Zoë was not happy when she heard about this. “I don’t want that in her head,” Zoë told us.
What Zoë calls “encouraging negativity,” I call living in reality. Of course, now that I read those words, I wonder just how much I ought to be trusted when it comes to molding these kids’ perceptions. You’re dealing with someone whose idea of a column on National Pet Month is a retrospective of animals he thinks would have been better off dead.
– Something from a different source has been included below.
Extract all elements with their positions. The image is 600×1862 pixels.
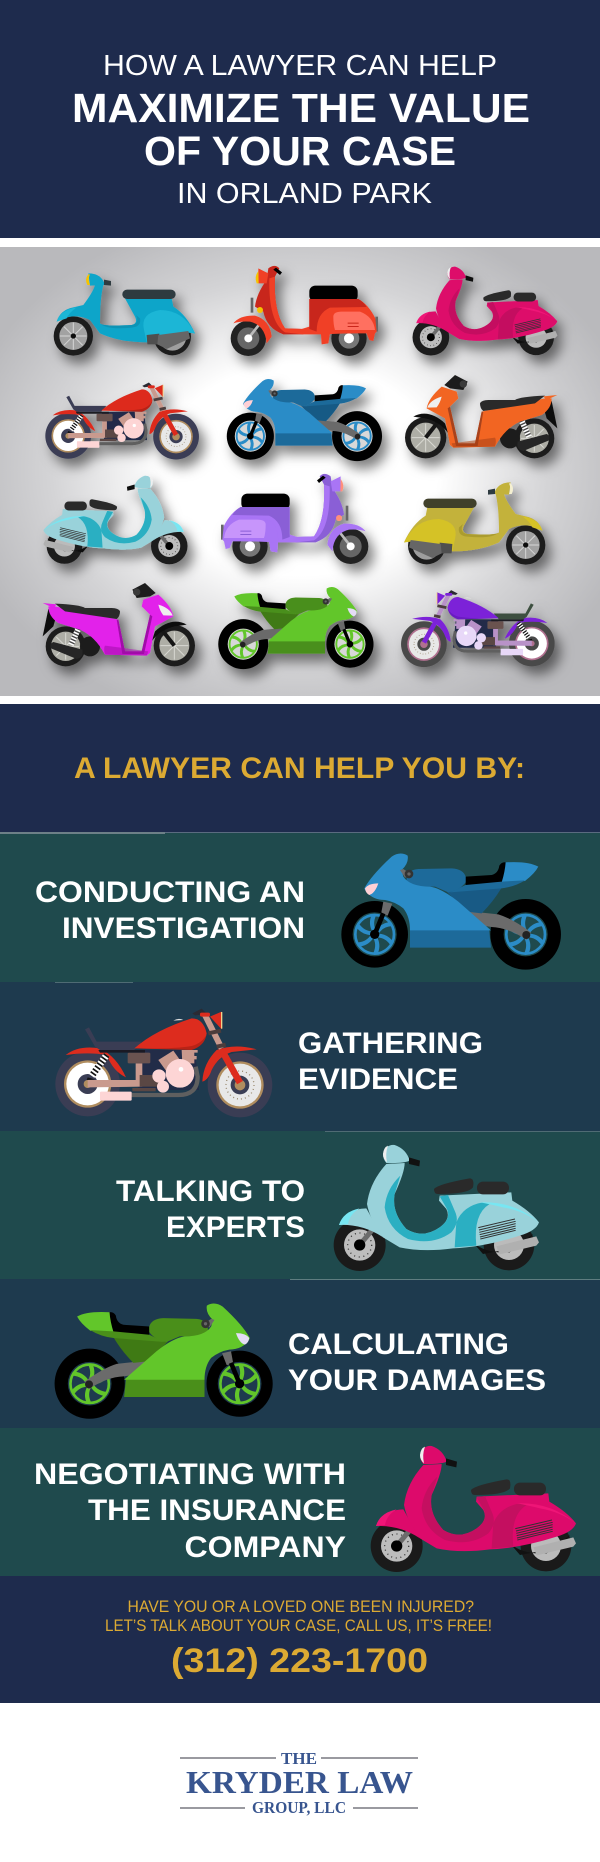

I do think, given the right pet, I could form a bond like other people do. Humans are easier for me—but even those I have problems with. People, after all, can be irrational, wasteful, and sentimental. They can joke, though, which you don’t get from pets. Nor do you get with a pet, as opposed to, say, a niece, the thrill of knowing a miniature version of yourself, and getting to play a part in the way they understand themselves—hopefully without damaging them too severely.
Sometimes I’ll look at Molly and Joel and want kids of my own. Then one of them will start wailing and the paternal instinct subsides. Still, I imagine it must be something, to be so thoroughly depended upon. Maybe I’ll get a dog, if I can find one that doesn’t want to tear me apart. I can start there.